Ironie du sort, c’est un autre Rosenberg, Alfred, un des hommes forts du Reich et futur condamné à mort à Nuremberg, qui est chargé de la confiscation des œuvres d'art et des bibliothèques volées aux Juifs. Le résultat des rapines à Paris est regroupé dans la salle du Jeu de Paume à partir du 1er novembre 1940, archivé et photographié. Cette vaste opération de pillage alimente, d’une part, un marché de l’art parisien très actif, et d’autre part, des trains en partance pour Berlin.

(FranceArchives)

«Le train»

Le fils de Paul Rosenberg, Alexandre, dont le parrain est Picasso, s’est réfugié en Angleterre puis est devenu lieutenant dans les Forces françaises libres. En août 1944, il est à la tête d’un groupe qui intercepte, dans la nord de Paris, un train nazi en partance pour l’Allemagne. Les soldats ont la surprise de trouver dans les caisses 400 œuvres d’art de grande valeur, dont certaines appartenant à la famille d’Alexandre.

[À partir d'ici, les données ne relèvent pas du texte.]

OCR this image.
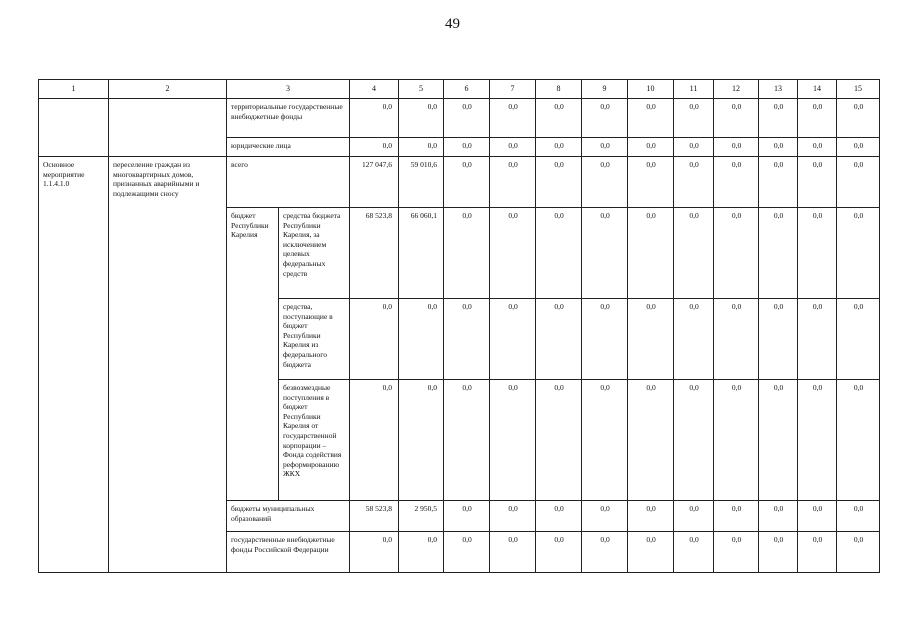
49
1	2	3		4	5	6	7	8	9	10	11	12	13	14	15
		территориальные государственные внебюджетные фонды		0,0	0,0	0,0	0,0	0,0	0,0	0,0	0,0	0,0	0,0	0,0	0,0
		юридические лица		0,0	0,0	0,0	0,0	0,0	0,0	0,0	0,0	0,0	0,0	0,0	0,0
Основное мероприятие 1.1.4.1.0	переселение граждан из многоквартирных домов, признанных аварийными и подлежащими сносу	всего		127 047,6	59 010,6	0,0	0,0	0,0	0,0	0,0	0,0	0,0	0,0	0,0	0,0
		бюджет Республики Карелия	средства бюджета Республики Карелия, за исключением целевых федеральных средств	68 523,8	66 060,1	0,0	0,0	0,0	0,0	0,0	0,0	0,0	0,0	0,0	0,0
			средства, поступающие в бюджет Республики Карелия из федерального бюджета	0,0	0,0	0,0	0,0	0,0	0,0	0,0	0,0	0,0	0,0	0,0	0,0
			безвозмездные поступления в бюджет Республики Карелия от государственной корпорации – Фонда содействия реформированию ЖКХ	0,0	0,0	0,0	0,0	0,0	0,0	0,0	0,0	0,0	0,0	0,0	0,0
		бюджеты муниципальных образований		58 523,8	2 950,5	0,0	0,0	0,0	0,0	0,0	0,0	0,0	0,0	0,0	0,0
		государственные внебюджетные фонды Российской Федерации		0,0	0,0	0,0	0,0	0,0	0,0	0,0	0,0	0,0	0,0	0,0	0,0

Une partie des œuvres volées à Paul Rosenberg n’a toujours pas été restituée.

Le film de John Frankenheimer, Le Train, est une transposition de cet épisode.

L’art, marché florissant à Paris

A compter de l’été 1941, la spoliation des biens juifs va entraîner une embellie du matché de l’art parisien. Les ventes aux enchères de l’hôtel Drouot et de la French Riviera sont euphoriques. Y compris pour ces oeuvres modernes que les nazis qualifient «d’art dégénéré», ou «judéo-bolchévique» en France.

Les salles des ventes sont combles, il ne manque que les marchands juifs, à qui l’on refuse l’entrée à partir du 17 juillet 1941.

On vend de tout : œuvres d’art, bijoux, meubles, vins millésimés. Les acheteurs ? les nantis, les protégés de l’establishment, les nouveaux enrichis par le marché noir, les officiels nazis et les marchands allemands avec leurs reichsmarks surcotés.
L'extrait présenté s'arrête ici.